Sully winked at Mary, as he was want to do when he was nervous, but he was quite certain that she misinterpreted his cavalier gesture as one of malevolence for the woman’s cheeks grew bright and red with anger, or fear, or perhaps both…
Sully shifted his attention back to Arnick’s piggish face; the man’s brooding features seemed almost comical in light of the circumstances.
“Sergeant, you WILL follow my orders or I will have you shot!”
Colonel Arnick would not budge. He would not be convinced that his orders were wrong. Sully knew that Mary Anne Rodgers would die for her crimes.
“Oh? And who would you have shoot me Colonel sir? Who would shoot a man for shooting a civilian?!”
“Sergeant Beauregard, you will execute the enemy for crimes against our country or I will shoot you myself!”
Colonel’s Arnick’s tone grew shrill.
Members of Sully’s company suddenly found better things to do and scattered within earshot of the unfolding atrocity. Every man among them had killed and some had even taken a certain satisfaction in the act, but not a single man could think of an action more heinous, more abominable, than shooting an unarmed woman in front of her children. None of the men wanted anything to do with Colonel Arnick’s orders.
“What are you waiting for you god damned yellow Rebs!” Mary Rodgers, the woman… the enemy… raved. Her roar was defiant and spittle flew from her lips as she shrieked
“You killed my husband! You killed my sons. Damn you all to hell for what you’ve done! Damn you all!”
Sully noted the terrible and pained expression etched on his cousin’s face; Jack Mitchell was not a coward, nor was he immune to the awful business of war.
Mitchell had charged the fields of Gettysburg on that horrible, hot day in July, when their company was very nearly wiped out. The Union cannonades were relentless, but neither he, nor Jack, flagged in the face of the enemy’s withering fire, though Pickett’s silly charge across a mile of open field got many of their friends and fellow soldiers killed.

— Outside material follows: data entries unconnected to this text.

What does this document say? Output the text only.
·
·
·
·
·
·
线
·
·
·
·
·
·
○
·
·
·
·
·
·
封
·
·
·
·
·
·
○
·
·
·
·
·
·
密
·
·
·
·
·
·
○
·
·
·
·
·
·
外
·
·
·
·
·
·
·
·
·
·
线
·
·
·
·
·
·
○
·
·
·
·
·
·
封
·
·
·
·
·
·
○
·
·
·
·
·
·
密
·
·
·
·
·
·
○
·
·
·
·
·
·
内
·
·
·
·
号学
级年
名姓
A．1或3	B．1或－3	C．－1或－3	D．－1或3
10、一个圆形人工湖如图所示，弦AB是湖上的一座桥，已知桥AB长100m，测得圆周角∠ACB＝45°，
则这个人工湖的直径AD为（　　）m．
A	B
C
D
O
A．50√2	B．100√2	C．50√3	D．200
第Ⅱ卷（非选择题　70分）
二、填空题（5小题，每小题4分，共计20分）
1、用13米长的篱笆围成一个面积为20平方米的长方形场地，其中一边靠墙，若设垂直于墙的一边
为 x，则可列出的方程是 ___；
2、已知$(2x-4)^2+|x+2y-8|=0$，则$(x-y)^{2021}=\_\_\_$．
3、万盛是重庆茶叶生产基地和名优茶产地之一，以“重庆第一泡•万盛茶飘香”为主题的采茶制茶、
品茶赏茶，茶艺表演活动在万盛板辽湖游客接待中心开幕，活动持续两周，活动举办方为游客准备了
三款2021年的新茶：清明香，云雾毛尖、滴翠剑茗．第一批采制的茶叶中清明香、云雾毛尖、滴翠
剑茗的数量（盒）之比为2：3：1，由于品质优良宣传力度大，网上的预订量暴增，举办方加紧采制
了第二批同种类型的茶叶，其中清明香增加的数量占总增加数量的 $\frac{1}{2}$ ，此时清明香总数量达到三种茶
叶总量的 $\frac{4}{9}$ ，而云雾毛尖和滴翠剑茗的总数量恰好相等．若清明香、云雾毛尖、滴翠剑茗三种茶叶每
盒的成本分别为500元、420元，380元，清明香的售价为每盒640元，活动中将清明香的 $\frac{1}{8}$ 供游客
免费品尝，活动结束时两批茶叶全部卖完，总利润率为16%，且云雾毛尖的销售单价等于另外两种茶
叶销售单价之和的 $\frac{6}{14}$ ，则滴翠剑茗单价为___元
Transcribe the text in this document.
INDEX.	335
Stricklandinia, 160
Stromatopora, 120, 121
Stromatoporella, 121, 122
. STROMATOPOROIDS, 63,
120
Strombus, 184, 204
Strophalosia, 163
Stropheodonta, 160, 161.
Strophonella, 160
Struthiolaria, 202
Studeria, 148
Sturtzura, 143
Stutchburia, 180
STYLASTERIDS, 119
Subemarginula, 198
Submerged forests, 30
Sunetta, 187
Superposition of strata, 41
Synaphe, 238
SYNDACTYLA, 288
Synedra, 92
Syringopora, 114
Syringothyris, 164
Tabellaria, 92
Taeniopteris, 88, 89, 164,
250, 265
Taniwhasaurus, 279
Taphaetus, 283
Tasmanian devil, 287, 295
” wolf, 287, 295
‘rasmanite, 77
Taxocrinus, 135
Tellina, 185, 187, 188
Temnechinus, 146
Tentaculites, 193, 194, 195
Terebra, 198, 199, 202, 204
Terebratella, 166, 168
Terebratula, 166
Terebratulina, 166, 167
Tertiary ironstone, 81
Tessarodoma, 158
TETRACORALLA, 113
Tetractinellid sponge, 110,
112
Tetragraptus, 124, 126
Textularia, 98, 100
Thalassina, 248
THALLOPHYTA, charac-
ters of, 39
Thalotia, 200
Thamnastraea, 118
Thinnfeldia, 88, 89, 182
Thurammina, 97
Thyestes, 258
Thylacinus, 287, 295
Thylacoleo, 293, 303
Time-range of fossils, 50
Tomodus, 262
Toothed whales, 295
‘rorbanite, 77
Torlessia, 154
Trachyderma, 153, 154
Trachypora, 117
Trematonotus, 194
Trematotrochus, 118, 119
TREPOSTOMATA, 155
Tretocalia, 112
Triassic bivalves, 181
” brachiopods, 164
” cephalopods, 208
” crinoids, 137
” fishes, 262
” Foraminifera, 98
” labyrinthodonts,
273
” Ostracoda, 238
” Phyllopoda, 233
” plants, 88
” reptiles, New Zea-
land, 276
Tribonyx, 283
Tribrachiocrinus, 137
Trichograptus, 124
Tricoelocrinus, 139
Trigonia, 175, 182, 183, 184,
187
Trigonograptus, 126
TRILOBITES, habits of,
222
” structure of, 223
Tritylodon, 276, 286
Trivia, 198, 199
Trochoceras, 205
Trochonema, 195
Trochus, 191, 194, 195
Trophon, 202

Mary Anne Rodgers wasn’t the enemy, she was just a scared, enraged widow, not unlike thousands of others that the war had created. Her only crime was in not giving Arnick the family’s last hog. Her small act of defiance had raised the fat officer’s murderous hackles.
“Give me men to fight, Sully.” Jack said in a woeful and weary tone “Not women, not children. This isn’t right. You and me, we done some bad things, but we ain’t never killed no women before. We ain’t never killed someone’s mother…”
And then it happened…
Mary Rodgers acted with a demoniacal speed and strength, possessed it seemed, by the very spirit of vengeance.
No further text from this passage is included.